Um dos nossos clientes habituais durante os dias da semana é um senhor cujo discurso se torna cada vez mais imperceptível à medida que vai falando. Ele começa as frases perfeitamente, mas tem um tique que faz interrompê-las com sons do tipo “ahn”, “ohn” e “hum”. O nosso colega Mestre Pitágoras, que entretanto abandonou o barco (e aproveito aqui para desejar toda a sorte do mundo para ele), tentou atendê-lo, e o resultado foi o excelente. O cliente aproximou-se do balcão e fez a seguinte pergunta enigmática: “Bom dia, tem o livro do... OHN?”. O Mestre hesitou e pediu para repetir. O cliente disse: “Aquele livro... HUM?”. Ele ficou sem perceber e o cliente afastou-se e foi ver uns livros. Passado um ou dois minutos voltou. “Tem aquele livro... Aquele foi escrito pelo... HUM?” E o Mestre ficou sem perceber novamente, tendo ido o cliente embora frustradissimo.
Pois bem, esta semana ele voltou e mais uma vez a conversa começou bem, com um discurso claro e perceptivel: “AHN HUN OHN?” Soltou ele quando chegou ao balcão. Bom dia, respodi eu. É que entretanto arranjei um dicionário. “Tenho aqui um cheque do HUM.” Tudo bem, pensei eu.. Até que um cliente, obviamente desconhecendo o fosso onde se ia meter, chamou a atenção desse cliente para um cheque que pendia perigosamente do seu bolso. A conversa, meus amigos, foi épica:
- Olhe, peço desculpa de me intrometer, mas o senhor têm aí um cheque a cair.
- AHN?
- Têm aí um cheque a cair do bolso.
- Ah, muito obrigado.
- Não lhe quis pegar no cheque, ainda aparecia aí o C.S.I e me tirava as impressões digitais.
- HUM? Que é isso?
- Crime Scene Investigation, não conhece?
- Não.
- É um program de televisão.
- SOU UM INTELECTUAL, POR AMOR DE DEUS, NÃO PERCO TEMPO COM ESSAS COISAS AHN? HUM?- Bom, não concordo consigo nesse aspecto, acho que nada tem a ver com intelectualidade, mas pronto.

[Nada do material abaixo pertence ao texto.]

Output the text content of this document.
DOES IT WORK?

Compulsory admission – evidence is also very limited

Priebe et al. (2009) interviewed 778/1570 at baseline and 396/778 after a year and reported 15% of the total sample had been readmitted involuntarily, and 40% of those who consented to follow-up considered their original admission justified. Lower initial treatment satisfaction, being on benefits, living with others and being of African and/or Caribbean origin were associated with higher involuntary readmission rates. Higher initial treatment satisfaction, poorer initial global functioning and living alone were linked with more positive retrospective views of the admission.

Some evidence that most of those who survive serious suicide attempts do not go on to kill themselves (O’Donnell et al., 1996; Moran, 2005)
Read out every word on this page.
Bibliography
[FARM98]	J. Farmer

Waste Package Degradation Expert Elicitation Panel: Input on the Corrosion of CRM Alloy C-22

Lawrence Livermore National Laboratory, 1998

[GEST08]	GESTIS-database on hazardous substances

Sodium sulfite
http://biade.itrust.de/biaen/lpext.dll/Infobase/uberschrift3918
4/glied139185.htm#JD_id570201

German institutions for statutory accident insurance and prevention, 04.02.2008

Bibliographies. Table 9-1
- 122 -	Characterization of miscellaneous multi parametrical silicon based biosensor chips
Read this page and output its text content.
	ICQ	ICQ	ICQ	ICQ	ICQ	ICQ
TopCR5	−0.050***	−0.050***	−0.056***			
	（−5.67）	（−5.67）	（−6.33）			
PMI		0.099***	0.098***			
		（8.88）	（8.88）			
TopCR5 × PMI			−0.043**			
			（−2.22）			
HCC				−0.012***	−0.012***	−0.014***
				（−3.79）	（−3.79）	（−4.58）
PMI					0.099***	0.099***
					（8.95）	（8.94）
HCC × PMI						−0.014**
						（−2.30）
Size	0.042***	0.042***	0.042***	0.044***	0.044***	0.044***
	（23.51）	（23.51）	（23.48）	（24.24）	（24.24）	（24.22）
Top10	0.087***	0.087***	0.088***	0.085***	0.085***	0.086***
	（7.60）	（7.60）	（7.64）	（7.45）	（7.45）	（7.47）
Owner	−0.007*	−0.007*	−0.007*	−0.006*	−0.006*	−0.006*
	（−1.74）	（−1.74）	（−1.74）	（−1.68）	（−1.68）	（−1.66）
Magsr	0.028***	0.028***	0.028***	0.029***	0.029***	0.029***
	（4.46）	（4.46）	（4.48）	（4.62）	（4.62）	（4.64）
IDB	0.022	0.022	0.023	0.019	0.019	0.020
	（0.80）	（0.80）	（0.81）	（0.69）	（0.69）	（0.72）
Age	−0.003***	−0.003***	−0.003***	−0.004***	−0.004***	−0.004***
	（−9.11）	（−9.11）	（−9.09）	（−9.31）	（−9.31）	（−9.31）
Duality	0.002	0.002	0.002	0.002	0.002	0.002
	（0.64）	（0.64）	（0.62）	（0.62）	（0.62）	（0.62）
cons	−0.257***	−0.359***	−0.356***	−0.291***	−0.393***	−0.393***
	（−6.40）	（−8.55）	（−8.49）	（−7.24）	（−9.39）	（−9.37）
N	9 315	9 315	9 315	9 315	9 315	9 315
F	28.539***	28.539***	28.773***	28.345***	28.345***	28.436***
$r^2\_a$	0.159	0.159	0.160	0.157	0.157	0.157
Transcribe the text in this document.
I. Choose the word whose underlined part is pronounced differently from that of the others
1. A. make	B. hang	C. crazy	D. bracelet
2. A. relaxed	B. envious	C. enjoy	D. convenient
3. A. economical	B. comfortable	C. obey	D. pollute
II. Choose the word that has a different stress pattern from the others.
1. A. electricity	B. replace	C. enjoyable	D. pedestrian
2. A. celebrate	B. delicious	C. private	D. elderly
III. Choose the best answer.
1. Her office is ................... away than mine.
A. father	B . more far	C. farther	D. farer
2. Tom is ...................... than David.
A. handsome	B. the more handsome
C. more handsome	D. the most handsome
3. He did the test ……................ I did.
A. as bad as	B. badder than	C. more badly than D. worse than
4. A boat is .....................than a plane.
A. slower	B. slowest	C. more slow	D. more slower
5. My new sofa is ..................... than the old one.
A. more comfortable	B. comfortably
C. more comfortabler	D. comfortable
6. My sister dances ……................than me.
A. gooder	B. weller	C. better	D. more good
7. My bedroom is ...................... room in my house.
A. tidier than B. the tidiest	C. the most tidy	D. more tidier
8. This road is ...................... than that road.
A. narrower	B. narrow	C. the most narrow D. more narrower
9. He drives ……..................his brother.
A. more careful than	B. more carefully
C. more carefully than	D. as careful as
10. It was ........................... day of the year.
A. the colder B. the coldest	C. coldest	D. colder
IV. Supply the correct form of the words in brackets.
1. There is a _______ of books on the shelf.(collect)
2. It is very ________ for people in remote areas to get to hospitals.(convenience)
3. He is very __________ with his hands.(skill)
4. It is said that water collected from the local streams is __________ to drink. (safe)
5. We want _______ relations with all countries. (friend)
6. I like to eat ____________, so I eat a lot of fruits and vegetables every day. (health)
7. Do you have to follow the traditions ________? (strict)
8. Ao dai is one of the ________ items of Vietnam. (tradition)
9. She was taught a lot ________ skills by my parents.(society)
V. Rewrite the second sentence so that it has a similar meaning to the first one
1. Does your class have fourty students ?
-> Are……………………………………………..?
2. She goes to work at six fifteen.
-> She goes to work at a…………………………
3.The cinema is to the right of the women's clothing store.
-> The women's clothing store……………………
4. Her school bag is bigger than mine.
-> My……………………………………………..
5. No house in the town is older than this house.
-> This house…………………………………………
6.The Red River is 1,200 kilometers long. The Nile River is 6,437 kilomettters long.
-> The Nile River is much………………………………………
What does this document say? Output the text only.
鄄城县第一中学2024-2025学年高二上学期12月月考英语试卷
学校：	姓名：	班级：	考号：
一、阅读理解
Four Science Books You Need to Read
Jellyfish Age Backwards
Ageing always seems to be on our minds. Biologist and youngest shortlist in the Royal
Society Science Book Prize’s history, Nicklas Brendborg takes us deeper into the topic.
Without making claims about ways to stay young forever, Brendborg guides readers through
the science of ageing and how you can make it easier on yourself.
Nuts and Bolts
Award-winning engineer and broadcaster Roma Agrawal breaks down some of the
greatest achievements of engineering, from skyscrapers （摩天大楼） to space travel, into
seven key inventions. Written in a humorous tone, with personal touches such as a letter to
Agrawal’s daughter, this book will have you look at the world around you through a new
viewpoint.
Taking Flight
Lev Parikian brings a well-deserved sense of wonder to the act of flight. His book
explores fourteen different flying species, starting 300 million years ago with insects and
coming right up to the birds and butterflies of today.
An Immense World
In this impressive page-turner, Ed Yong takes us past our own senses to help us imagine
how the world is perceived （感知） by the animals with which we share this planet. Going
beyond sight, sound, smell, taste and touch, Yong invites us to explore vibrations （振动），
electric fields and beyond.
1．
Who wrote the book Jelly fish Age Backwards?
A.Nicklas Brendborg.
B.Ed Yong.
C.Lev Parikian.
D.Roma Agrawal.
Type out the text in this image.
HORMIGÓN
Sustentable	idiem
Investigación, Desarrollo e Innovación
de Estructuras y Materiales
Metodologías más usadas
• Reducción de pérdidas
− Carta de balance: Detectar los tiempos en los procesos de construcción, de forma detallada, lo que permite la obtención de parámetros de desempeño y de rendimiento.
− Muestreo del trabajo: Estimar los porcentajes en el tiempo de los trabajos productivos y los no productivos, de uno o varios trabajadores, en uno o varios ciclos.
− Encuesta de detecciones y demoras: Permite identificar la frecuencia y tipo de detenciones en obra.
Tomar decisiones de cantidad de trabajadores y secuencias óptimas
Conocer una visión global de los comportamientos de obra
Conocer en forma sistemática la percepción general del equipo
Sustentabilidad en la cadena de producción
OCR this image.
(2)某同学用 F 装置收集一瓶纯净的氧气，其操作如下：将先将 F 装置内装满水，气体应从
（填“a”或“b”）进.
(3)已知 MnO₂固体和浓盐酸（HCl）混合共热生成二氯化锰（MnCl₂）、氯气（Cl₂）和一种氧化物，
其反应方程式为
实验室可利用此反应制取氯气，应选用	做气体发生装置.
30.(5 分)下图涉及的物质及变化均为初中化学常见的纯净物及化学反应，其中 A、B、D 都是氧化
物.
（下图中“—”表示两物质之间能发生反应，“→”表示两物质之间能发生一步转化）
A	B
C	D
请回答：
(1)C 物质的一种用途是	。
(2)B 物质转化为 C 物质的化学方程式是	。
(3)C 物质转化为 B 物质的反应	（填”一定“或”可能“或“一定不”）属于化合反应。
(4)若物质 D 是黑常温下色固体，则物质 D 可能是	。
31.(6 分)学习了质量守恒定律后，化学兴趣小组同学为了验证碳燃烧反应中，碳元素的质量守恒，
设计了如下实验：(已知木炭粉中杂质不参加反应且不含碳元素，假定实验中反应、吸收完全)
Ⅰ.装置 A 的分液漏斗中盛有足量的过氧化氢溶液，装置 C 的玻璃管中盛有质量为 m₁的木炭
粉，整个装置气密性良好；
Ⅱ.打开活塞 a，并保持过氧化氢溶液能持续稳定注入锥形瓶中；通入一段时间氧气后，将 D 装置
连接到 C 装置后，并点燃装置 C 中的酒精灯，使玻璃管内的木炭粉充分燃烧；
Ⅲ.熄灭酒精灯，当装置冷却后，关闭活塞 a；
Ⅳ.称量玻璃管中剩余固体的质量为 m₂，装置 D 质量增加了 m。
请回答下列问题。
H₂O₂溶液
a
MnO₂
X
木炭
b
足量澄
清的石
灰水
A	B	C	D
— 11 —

O senhor do “hum” afastou-se por uns segundos enquanto o outro cliente me fazia umas perguntas sobre livros. Nisto, surge de repente um livro a escassos centimetros da cara do cliente, fazendo o recuar uns passos, assustado.
- Está a ver este livro? – Pergunta o senhor do “hum”.
- Sim... – O outro cliente estava cada vez mais desconfiado.
- Foi o meu patrão que mo recomendou à muitos anos. O meu patrão foi Prémio Nobel do OHN? – Fantástico, pensei eu. O patrão dele foi Prémio Nobel do OHN, seja lá o que isso for. – Uma maravilha. – Finalizou.
Depois saiu da loja, tendo pedido entretanto para nós guardarmos o livro dele, enquanto ia dar uma volta. Logicamente, quando voltou, perguntou o seguinte.
- Tem aí guardado o meu OHN?
E assim anda a Livraria, estranha como sempre.